Monday, January 30, 2012

Shehans's Colombo

This article appeared on Newsweek. SK is one of my favourite writers and as expected I found this article absolutely amazing and a treat to read. So I am reproducing it here to share it with everyone who might not be able to or have the chance to browse through this weeks issue of Newsweek or was it last last week? I sincerely hope you enjoy it as much as I did.
If a visitor is planning a trip to Sri Lanka, I usually advise that they skip Colombo. Not being harsh, but on the island’s buffet table of scenic delights, the city is very much a side dish.

Shehan Karunatilaka Reflects On Colombo, Sri Lanka


On first glimpse, it’s just another Asian metropolis, trying to peddle that East-meets-West thing. Not as berserk as Mumbai, not as sober as Singapore. Most travelers will drive straight through, en route to the beaches down south, the hilltops out east, or the fallen kingdoms up north.

If you’re in Sri Lanka to upload pics, there may be some boxes for you to tick. The sun setting over the kites on Galle Face Green. The city ablaze with light and color during Vesak. Elephants by Beira Lake in full-moon fancy dress. Or the Town Hall that looks like the White House next to that mosque that resembles the Kremlin.

But cities aren’t just for tourists. Dismount from your air-conditioned car into the heat and the dust, and you’ll find that there’s plenty below the surface if you’re only willing to scratch.

The Greeks, Romans, and Persians used Colombo’s harbor as a trading port. The Portuguese built their fort here and commanded the coast. The Dutch seized the city in the bloody siege of 1656, before ceding it to the British a century and a half later. Every colonizer left his paw prints. You see it in the clock towers, the schools, and the grand hotels. In the railway line that snakes between Galle Road and the coast and in the cricket games that fill every street. Colombo’s the only city in the world with four test-match venues, a place where the game is practiced as a religion and celebrated as a carnival. Cricket binds this city, as it does a nation not short of divisions.

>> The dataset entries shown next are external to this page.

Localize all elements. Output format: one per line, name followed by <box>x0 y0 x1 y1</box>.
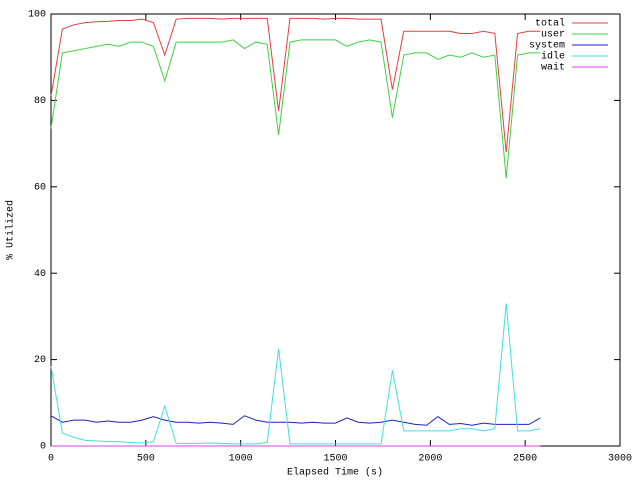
legend-label: user <box>541 30 565 41</box>
legend-label: wait <box>541 62 565 74</box>
y-tick-label: 20 <box>34 355 46 366</box>
y-tick-label: 60 <box>34 182 46 193</box>
series-line <box>50 39 541 179</box>
x-tick-label: 1500 <box>323 454 347 465</box>
x-tick-label: 2500 <box>513 454 537 465</box>
x-tick-label: 2000 <box>418 454 442 465</box>
plot-frame <box>50 13 621 447</box>
legend-label: idle <box>541 51 565 63</box>
series-line <box>50 303 541 445</box>
series-line <box>50 17 541 153</box>
y-tick-label: 40 <box>34 269 46 280</box>
y-tick-label: 100 <box>28 10 46 21</box>
x-tick-label: 3000 <box>608 454 632 465</box>
y-axis-label: % Utilized <box>5 200 17 260</box>
x-axis-label: Elapsed Time (s) <box>287 467 383 479</box>
legend-label: system <box>529 41 565 52</box>
x-tick-label: 0 <box>48 454 54 465</box>
y-tick-label: 80 <box>34 96 46 107</box>
series-line <box>50 415 541 426</box>
legend-label: total <box>535 18 565 30</box>
x-tick-label: 1000 <box>229 454 253 465</box>
x-tick-label: 500 <box>137 454 155 465</box>
y-tick-label: 0 <box>40 442 46 453</box>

Colombo houses many worlds. From the malls of Bambalapitiya to the palaces of Cinnamon Gardens; from the dives of Slave Island to the balconies of Havelock Town. It’s a city that straddles the beautiful and the banal, that wavers between tacky and transcendent. Pathways decorated with lush trees and colorful kovils run by rickety billboards and smelly canals. Roads crowded with buses, trishaws, and trucks make way for motorcades of Pajeros and Lamborghinis. Gaudy casinos rub shoulders with churches and pavements full of kitch lead to cafes jeweled in high art.

It’s a city that doesn’t know where it’s going but is determined to get there. Today Colombo seeks to reinvent itself. Where once there were checkpoints, high structures are rising. Walls will be knocked down, highways extended, and slums replaced with greenery. While the sun shines without pause and the monsoon comes and goes as it pleases, everyone pretends to forget about the slaughters of the past. The burnings of 1983, the explosions of ’87, the abductions of ’89. The electoral bloodbaths, the prolonged power failures, and the parade of assassinations that punctuated the 1990s.

Today, we prefer to remember the victories. The cups won, the guns silenced, the bigotry overcome. We ignore the ghosts of the unresolved, the unconsoled, and the unforgiven that haunt our present. We try to celebrate our many communities and remind ourselves that we have no more excuses. No more war to hold us back, no more scapegoats to blame.

Because the city no longer belongs to the rulers who deface it, the thugs who defile it, or the bureaucrats who slow it down. It belongs to street vendors who serve up glorious kottu. To the trishaws adorned with misspelled slogans. To the bloggers who share secrets and the lovers who hide under umbrellas. It belongs to the girls with their straightened hair, the workers crammed into wobbly buses, and the strays that prowl its streets. To the drunks that mix arrack with baila and to the theatre groups that dish up biting satire and hammy acting. To those who appear in Colombo’s gossip mags and those who pretend not to read them.

Colombo is both big city and small town. And, like the nation it belongs to, it is on the cusp of something. Something that could be wonderful or malign. It is poised on a precipice, about to plummet or to soar.

For those who live here, who’ve seen it morph from city by the sea to garrison town to this shiny emblem of our unseen future, Colombo offers its own buffet table of delights. It may not be a city that you instantly fall in love with, but it is one that you grow to adore.

2 comments:

Dee said...

mm nice :)

Anonymous said...

Born in Colombo, schooled in Colombo, worked in Colombo, married from Colombo, raising kids in Colombo, divorced in Colombo,living in Colombo, and sure as hell want to die in Colombo! I can so relate to everything described. Great write! Thank you for the post!